China's Guangdong Development Bank, controlled by Citigroup, is drafting plans for an initial public offering that will likely take place next year, a source familiar with the situation said.
The mid-sized lender had yet to determine the location and size of the offering, which could consist of mainland-listed A shares, Hong Kong-listed H shares or a combination of the two, the source said yesterday.

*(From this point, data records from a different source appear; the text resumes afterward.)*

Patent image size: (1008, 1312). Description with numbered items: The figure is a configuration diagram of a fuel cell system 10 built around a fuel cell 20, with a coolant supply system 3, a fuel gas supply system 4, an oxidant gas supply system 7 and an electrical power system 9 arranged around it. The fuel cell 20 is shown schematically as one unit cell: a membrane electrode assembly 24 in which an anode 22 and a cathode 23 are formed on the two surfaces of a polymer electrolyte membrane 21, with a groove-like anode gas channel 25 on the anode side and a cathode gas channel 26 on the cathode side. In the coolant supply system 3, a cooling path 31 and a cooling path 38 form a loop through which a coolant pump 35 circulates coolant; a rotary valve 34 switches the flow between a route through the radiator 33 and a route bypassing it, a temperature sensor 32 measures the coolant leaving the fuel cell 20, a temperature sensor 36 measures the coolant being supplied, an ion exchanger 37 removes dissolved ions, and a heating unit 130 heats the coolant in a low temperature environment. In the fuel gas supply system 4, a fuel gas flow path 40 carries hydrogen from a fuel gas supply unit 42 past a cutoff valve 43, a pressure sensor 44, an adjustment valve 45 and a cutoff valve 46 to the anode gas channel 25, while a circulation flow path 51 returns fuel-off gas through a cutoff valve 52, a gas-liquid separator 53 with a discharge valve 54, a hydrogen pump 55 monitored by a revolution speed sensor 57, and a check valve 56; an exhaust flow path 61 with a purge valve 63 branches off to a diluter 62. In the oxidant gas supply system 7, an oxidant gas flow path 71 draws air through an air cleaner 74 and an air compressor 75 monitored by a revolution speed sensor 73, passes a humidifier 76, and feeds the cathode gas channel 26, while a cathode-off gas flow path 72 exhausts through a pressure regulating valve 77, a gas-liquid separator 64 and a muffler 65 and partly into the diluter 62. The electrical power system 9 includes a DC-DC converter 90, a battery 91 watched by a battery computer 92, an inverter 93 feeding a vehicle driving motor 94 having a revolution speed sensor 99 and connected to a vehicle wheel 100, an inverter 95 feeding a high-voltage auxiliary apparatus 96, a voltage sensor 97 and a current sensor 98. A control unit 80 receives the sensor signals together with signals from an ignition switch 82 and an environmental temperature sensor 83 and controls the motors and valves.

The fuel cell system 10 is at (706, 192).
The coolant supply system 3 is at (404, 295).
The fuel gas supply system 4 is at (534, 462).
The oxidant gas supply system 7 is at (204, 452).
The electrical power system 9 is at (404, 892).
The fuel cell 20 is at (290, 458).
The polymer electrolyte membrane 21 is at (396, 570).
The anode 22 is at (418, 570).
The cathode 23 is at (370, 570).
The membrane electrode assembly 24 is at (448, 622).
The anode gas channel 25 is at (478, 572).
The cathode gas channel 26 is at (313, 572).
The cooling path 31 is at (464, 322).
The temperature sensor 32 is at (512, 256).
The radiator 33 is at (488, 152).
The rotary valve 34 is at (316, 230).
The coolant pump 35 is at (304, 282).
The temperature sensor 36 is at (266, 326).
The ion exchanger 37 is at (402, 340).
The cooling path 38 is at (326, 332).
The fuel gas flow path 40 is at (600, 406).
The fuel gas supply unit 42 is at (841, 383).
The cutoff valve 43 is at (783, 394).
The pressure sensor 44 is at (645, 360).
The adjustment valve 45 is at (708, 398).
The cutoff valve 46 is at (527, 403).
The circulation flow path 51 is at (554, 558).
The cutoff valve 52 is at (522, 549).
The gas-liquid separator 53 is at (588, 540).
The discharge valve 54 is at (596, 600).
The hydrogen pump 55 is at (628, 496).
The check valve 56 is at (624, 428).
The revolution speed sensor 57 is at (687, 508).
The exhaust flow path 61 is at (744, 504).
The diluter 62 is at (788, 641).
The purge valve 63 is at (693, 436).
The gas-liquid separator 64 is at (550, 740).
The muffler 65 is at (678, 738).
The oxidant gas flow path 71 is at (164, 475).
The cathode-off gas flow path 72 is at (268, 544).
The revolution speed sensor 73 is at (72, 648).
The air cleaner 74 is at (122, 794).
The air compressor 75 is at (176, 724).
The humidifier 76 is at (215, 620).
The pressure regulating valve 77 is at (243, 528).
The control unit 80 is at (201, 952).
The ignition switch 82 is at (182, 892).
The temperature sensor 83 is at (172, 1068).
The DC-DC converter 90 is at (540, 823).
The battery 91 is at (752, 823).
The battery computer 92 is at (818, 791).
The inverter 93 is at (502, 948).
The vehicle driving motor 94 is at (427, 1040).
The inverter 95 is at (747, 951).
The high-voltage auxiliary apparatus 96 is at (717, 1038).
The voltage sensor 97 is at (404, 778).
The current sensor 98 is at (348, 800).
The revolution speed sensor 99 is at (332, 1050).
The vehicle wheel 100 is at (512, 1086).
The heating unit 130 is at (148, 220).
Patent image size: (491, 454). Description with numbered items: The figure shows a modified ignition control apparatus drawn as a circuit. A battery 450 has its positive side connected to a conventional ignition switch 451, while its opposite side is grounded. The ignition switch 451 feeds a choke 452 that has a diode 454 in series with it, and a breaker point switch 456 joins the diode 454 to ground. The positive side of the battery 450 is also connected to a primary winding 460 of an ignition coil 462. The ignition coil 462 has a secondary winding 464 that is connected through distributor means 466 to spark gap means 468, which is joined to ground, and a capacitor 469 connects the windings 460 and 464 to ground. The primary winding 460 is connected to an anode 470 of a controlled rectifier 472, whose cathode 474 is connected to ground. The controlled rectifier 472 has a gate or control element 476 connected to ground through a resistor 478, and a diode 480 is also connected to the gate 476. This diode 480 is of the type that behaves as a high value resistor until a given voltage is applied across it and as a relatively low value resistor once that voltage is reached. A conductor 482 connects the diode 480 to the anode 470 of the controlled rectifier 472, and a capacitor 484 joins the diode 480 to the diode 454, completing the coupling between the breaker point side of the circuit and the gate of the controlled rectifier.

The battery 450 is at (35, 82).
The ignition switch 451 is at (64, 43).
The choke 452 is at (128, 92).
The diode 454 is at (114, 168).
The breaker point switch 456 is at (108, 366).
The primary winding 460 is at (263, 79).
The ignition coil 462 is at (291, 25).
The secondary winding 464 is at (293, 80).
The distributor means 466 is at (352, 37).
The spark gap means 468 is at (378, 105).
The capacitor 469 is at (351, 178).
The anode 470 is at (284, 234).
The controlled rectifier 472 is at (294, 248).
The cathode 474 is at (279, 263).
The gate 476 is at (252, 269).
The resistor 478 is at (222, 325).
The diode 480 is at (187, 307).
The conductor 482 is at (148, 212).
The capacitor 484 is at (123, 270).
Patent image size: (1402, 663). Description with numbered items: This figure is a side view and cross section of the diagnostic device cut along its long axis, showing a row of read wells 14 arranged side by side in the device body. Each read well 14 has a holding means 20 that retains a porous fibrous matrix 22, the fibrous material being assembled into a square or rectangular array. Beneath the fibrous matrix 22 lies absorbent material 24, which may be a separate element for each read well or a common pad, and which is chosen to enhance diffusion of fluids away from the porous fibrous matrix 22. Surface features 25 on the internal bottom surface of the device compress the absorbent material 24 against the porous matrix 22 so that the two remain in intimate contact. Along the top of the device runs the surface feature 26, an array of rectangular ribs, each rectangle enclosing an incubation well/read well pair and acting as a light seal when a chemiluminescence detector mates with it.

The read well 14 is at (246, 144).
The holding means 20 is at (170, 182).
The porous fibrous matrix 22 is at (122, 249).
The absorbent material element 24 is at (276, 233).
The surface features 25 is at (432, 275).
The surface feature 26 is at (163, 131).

Guangdong Development Bank had no comment on the matter.
A Citigroup-led consortium bought control of Guangdong Development Bank in 2007 for $3.1 billion (Dh11.37bn) after a protracted bidding battle with French rival Societe Generale and helped turned around the struggling lender.
Last year, the bank posted a profit for a third consecutive year, clearing a hurdle for eligibility to list its shares on the mainland, and was eager to list as quickly as possible although plans were still at a preliminary stage, the source said.
Total assets doubled to Y666.5bn (Dh358.6bn) in 2009 from three years earlier, while net profit jumped 22 per cent last year as loans rose at the same pace to Y390.9 billion, the official Xinhua News Agency reported on March 12, citing President Michael Zink, a former Citigroup executive.
Citigroup, with a 20 per cent stake, holds de facto management control of Guangdong Development Bank. China Life, the country's largest life insurer, also owns 20 per cent of the lender.